I wonder if she cares about the legions of newly-minted adolescent girls who burst into hysterical tears whenever Carter walks by.

“Yeah,” he admits. “She doesn’t like it, but she’s coming around.”

That’s when I first notice it. The screaming. One hour before the doors open, ecstatic girls are standing outside of Toad’s, pushing their vocal cords to the max. They are banshees with body glitter, and they successfully end my interview with Carter. Seeking refuge, I head backstage to where Carter has already begun wolfing his dinner, chicken parmesan from Yorkside. After eating, Carter begins preparing. He warms up thoroughly, makes plenty of bathroom jokes with his dancers and spends an impressive amount of time dangling from overhead pipes.

The floor has already begun to fill up with young girls and the few fathers and brothers that they’ve dragged along. I watch them come. Their average age is about 15 (except for three girls I spot wearing Pi Phi shirts). They nearly all have long, carefully straightened hair, lots of make-up and hip-huggers. They arrive in flocks of five or six, and their entrances follow identical patterns. Each group of girls runs through the doors, shrieks and dashes to the stage. Then it’s every girl for herself as elbows fly in an attempt to get as close as possible to the stage. The girls who arrived early clutch at the planks of the stage where the darling of their hearts will soon tread, and they refuse to let go. They seem ready to faint with joy.

Carter’s show is loud, colorful and as full of energy and motion as Carter himself. The lighting is nearly psychedelic.
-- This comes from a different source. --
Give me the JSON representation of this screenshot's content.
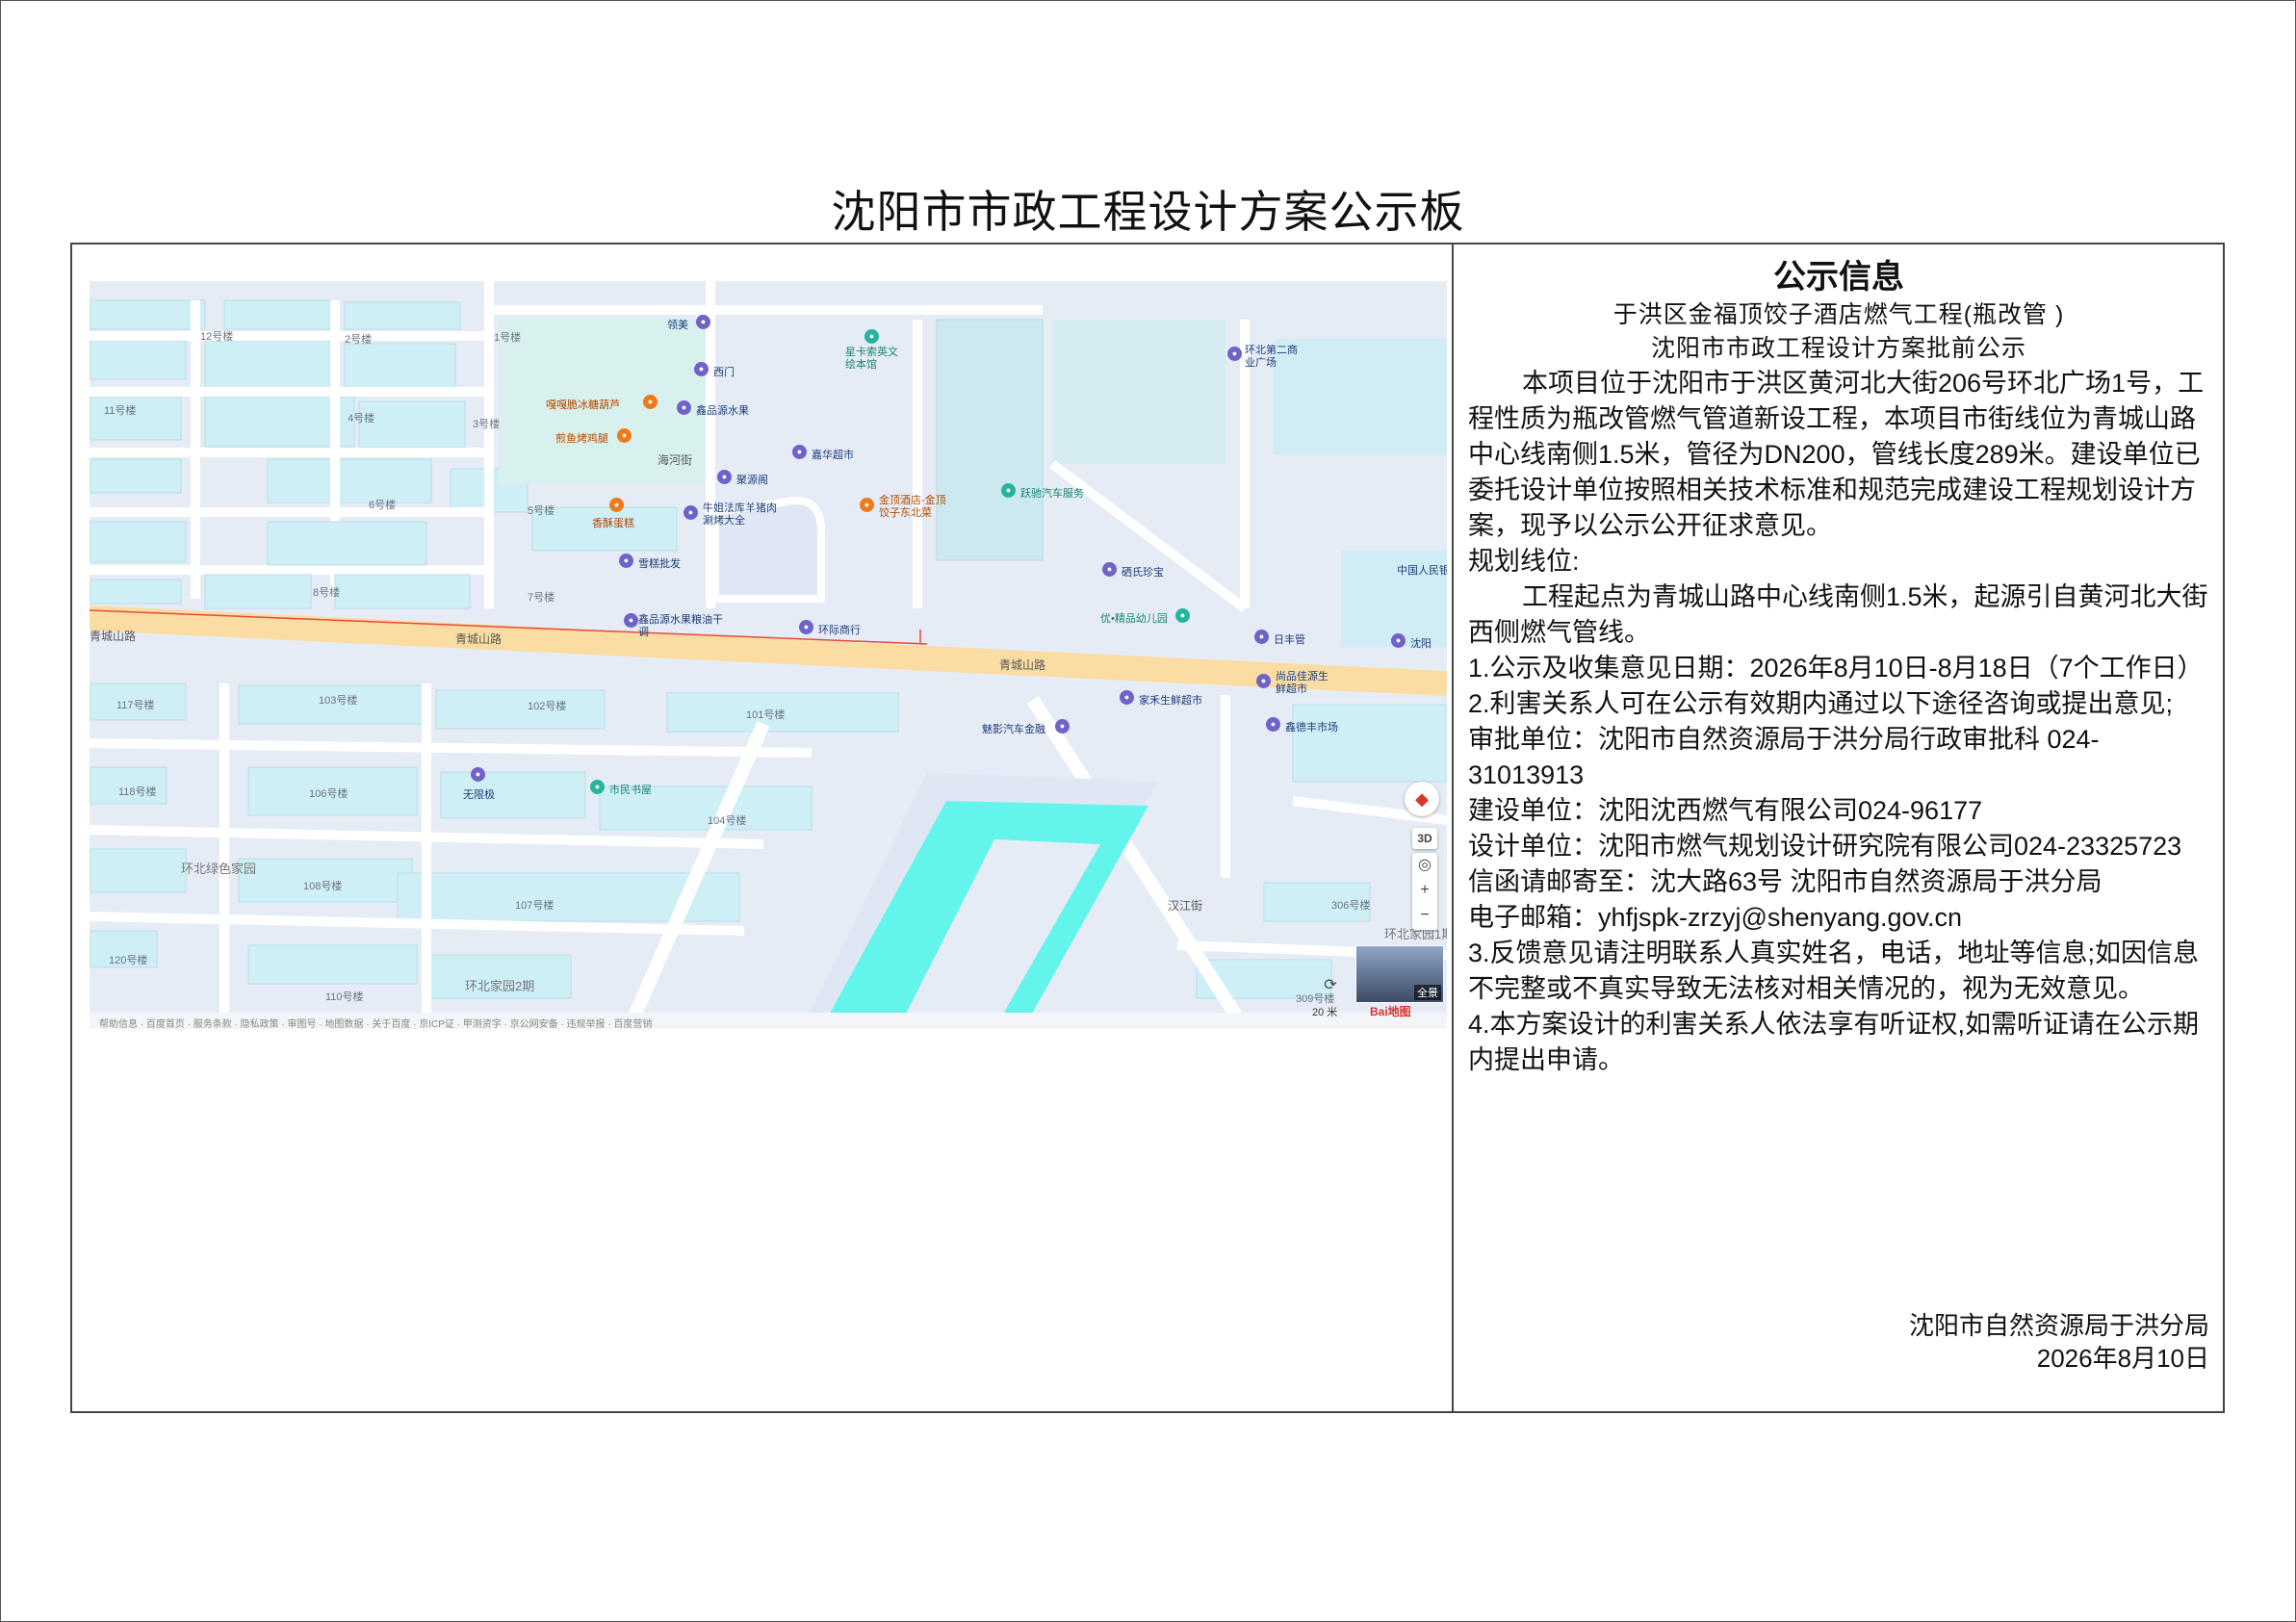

The girls love it, but they love it even more when the dancers leave the stage and Carter sings slow ballads just for them, taking care to look a girl straight in the eyes every now and then. Occasionally he kneels down at the edge of the stage and reaches a hand into the audience and allows them to touch him, the messiah of love. They go wild.

But there is something strange going on, despite the ever-present shrieks. Toad’s isn’t even half full. It used to be that the Backstreet Boys (a group that features Carter’s older brother, Nick) sold out stadiums. But these days it seems that the tastes of tweens are changing. Last semester, it was Something Corporate, a moody, talented emo band, that drew scores of youthful fans to Toad’s. The place was packed. I look up at Carter, springing and crooning on stage, dispensing scrubbed, sugar-coated pop with every breath, and I can’t help but think that these are dying gasps. Carter says he hopes he’s still making records five years from now, and he very well could be. But it won’t be as easy as it was five years ago.

As the last note fades, Carter and his dancers bounce off the stage. Just before Carter passes through the stage door, he takes off his shirt. The girls convulse, overwhelmed. Several break out into fits of hysteria. I can’t say I have any idea what’s going on, but these fans aren’t going anywhere.